FIG. 1 is a diagram illustrating a configuration of a wireless receiver according to a first embodiment of the present invention.

FIG. 2 is a diagram for explaining an operation of the wireless receiver in FIG. 1;

FIG. 3 is a diagram illustrating a configuration example of a quadrature signal separation unit.

FIG. 4 is a diagram illustrating a configuration of a wireless receiver using a space division multiplexing system and a frequency division multiplexing system according to a second embodiment of the present invention.

FIG. 5 is a diagram illustrating a configuration of a conventional wireless receiver.

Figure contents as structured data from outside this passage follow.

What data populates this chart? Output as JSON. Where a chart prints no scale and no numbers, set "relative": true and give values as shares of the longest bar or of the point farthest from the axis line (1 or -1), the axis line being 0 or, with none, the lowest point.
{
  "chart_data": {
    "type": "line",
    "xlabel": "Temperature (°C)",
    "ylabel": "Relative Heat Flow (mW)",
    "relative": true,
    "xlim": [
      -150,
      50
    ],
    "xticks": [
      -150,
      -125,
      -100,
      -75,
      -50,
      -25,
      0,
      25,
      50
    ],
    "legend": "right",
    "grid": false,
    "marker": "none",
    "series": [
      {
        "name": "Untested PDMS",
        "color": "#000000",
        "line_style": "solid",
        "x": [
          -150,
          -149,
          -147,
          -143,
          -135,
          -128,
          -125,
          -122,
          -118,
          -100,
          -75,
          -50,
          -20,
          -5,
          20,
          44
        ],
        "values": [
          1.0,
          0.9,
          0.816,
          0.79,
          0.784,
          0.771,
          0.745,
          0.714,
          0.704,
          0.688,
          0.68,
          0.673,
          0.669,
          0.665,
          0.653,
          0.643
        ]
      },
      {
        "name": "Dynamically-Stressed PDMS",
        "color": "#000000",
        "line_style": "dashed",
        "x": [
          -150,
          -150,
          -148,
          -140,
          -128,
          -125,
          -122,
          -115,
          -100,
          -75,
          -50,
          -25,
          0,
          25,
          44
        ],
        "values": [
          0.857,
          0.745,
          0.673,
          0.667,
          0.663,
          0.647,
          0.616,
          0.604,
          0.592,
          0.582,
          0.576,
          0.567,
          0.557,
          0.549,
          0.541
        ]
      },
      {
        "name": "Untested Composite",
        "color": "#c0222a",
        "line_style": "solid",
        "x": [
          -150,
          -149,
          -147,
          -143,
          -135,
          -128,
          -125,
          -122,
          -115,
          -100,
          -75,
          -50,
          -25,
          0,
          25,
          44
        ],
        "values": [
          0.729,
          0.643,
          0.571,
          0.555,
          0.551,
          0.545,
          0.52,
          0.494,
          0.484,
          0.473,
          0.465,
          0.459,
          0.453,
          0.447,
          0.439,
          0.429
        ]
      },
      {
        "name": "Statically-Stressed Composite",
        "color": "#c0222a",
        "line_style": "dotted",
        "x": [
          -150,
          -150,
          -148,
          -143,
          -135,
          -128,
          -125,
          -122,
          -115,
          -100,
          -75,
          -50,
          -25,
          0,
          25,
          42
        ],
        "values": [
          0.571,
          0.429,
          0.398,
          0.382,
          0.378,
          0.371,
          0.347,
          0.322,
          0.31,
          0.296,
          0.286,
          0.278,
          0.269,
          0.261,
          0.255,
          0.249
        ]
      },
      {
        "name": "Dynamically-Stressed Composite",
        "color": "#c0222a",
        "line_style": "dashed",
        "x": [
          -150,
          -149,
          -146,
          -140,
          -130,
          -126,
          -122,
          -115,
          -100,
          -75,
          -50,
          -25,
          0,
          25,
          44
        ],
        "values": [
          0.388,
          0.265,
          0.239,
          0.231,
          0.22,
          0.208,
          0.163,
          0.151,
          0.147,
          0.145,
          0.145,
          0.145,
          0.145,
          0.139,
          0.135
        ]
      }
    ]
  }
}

FIG. 6 is a diagram illustrating a configuration of another conventional wireless receiver.

[Explanation of symbols]

 x1, x2, x3, x4 Antenna elements 1, 2, 3, 4 Frequency selection means 5, 6, 7, 8 Weighting circuit 10 Antenna control signal generation means 11, 12, 13, 14 Antenna control signal generation circuit 16 Analog signal processing Means 17 Analog / digital converter (ACD) 18 Quadrature signal separation means 19 Quadrature signal generation means 20 Delay means

 ────────────────────────────────────────────────── ─── Continuing from the front page (72) Inventor Yasushi Murakami 1-term, Komukai Toshiba-cho, Saiwai-ku, Kawasaki-shi, Kanagawa F-term in the Toshiba R & D Center (reference) 5K052 AA14 BB02 BB15 BB21 CC04 CC06 DD03 EE19 EE38 EE40 FF05 GG31 GG32 GG41 GG48 5K059 BB01 CC03 CC04 CC09 DD32 DD37 DD39 EE02

Claims (5)

[Claims] 1. A plurality of antenna elements for receiving a plurality of signals having different directions of arrival, respectively, and a frequency selection for selecting and outputting a signal of a predetermined frequency band from each signal received by each of the antenna elements. Means, orthogonal signal generating means for generating a plurality of periodic orthogonal signals orthogonal to each other, and a weighting signal to be given to a reception signal for each antenna element selected by the frequency selection means, respectively, is modulated by the orthogonal signal. Weight signal modulation means, and a weight modulation signal output from the weight signal modulation means,
Weighting means for weighting the reception signal for each antenna element selected by the frequency selection means; synthesis means for synthesizing the reception signals weighted by the weighting means; and A / D conversion of the synthesized signal A / D conversion means, and separation means for separating the received signal for each direction of arrival from an output signal of the A / D conversion means based on a signal synchronized with a cycle of the orthogonal signal generated by the orthogonal signal generation means. And a wireless receiver. 2. A plurality of antenna elements for receiving a plurality of frequency division multiplex signals each having a different direction of arrival, and frequency separation for separating each frequency division multiplex signal received by each antenna element into a desired frequency band. Means, orthogonal signal generating means for generating a plurality of periodic orthogonal signals orthogonal to each other, and a weighting signal to be given to a reception signal for each antenna element separated by the frequency separation means, respectively, is modulated by the orthogonal signal. Weight signal modulation means, and a weight modulation signal output from the weight signal modulation means,
Weighting means for weighting the received signals for each antenna element separated by the frequency separating means; combining means for combining the received signals weighted by the weighting means; and A / D conversion of the combined signal A / D conversion means, and separation means for separating the received signal for each direction of arrival from an output signal of the A / D conversion means based on a signal synchronized with a cycle of the orthogonal signal generated by the orthogonal signal generation means. And a wireless receiver. 3. The radio receiver according to claim 1, wherein the orthogonal signal is a signal having values of 0 and 1. 4. The radio receiver according to claim 1, wherein the quadrature signal is a sine wave having a different frequency. 5. The radio receiver according to claim 1, wherein the orthogonal signal is a pseudo random number.